Todo es cuestión de búsqueda y exploración. En algún momento Madoz tomó una hoja verde, la introdujo en la máquina de escribir y digitó unas cuantas palabras. Luego esperó a que la hoja se secara y se pareciera más a otra clase de hoja. Hojas de árboles y hojas de libros se confunden, nubes y árboles, grietas y llamas, tacones y torres, sombras y objetos.
Así, la hierba cubre unas pantuflas y ahora son otra cosa, casi gatos, casi vegetales, otras criaturas que buscan espacio en nuestro mundo, como las botas con dedos de Magritte. Una hoja incrustada en una manzana le basta a Madoz para crear una maravillosa foto, una de mis favoritas. Con objetos de todos los días Madoz, el poeta, inventa una imagen memorable. A menudo objetos pequeños, objetos domésticos, objetos de la vida común y silvestre. “El encontrar algo inusitado en lo cotidiano, el descubrimiento de un aspecto desconocido en lo conocido, invita en muchas ocasiones a esa sonrisa que es una primera reacción de reconocimiento”, dice el propio Madoz, feliz autor de una poética de la vida cotidiana.

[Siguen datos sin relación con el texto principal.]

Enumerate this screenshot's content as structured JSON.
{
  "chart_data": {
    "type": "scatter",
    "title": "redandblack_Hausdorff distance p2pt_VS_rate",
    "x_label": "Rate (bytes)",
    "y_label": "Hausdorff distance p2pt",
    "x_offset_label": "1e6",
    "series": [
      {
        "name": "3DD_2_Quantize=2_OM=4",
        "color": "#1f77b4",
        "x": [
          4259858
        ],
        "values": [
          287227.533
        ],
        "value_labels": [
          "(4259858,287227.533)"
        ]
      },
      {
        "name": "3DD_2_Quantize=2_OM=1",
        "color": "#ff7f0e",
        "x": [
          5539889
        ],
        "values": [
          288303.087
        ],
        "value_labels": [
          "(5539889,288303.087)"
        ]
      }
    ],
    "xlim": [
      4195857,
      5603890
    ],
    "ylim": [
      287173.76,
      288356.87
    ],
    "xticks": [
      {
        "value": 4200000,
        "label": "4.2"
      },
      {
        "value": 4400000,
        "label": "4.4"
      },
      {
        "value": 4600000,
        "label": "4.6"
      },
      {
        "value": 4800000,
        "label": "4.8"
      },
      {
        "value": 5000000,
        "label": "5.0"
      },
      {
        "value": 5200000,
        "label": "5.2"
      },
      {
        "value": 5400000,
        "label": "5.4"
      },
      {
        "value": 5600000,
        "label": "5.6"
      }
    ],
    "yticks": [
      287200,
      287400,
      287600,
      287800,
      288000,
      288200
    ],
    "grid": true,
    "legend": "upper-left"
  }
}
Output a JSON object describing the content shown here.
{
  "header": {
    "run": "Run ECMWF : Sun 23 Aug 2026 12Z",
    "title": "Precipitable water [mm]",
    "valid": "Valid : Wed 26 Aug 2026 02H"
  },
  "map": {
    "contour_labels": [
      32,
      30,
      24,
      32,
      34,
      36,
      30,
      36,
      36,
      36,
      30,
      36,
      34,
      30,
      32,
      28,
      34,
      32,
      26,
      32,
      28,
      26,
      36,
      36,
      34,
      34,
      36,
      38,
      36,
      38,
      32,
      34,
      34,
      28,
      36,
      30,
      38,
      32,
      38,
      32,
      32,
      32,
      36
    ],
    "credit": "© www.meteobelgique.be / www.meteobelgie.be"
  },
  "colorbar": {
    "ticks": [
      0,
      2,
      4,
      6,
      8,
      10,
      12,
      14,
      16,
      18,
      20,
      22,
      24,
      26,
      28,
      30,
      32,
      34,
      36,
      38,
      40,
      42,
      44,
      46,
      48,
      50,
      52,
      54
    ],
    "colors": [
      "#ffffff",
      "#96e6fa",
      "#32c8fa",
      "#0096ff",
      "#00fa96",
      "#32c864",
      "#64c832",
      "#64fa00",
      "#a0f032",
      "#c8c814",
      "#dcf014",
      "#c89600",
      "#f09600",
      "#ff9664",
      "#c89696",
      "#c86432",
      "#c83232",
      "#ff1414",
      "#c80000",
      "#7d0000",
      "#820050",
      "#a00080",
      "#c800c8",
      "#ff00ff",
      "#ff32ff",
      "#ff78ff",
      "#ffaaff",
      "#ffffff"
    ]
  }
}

La fotografía de Madoz nos hace felices. Tal vez deba su popularidad a esta propiedad tan suya. Madoz no practica el horror de tantos fotógrafos actuales ni escarba en los horrores de la condición humana como nuestros grandes pintores. No hay sangre ni vísceras derramadas ni gritos desgarradores. Madoz es elemental, genial, feliz.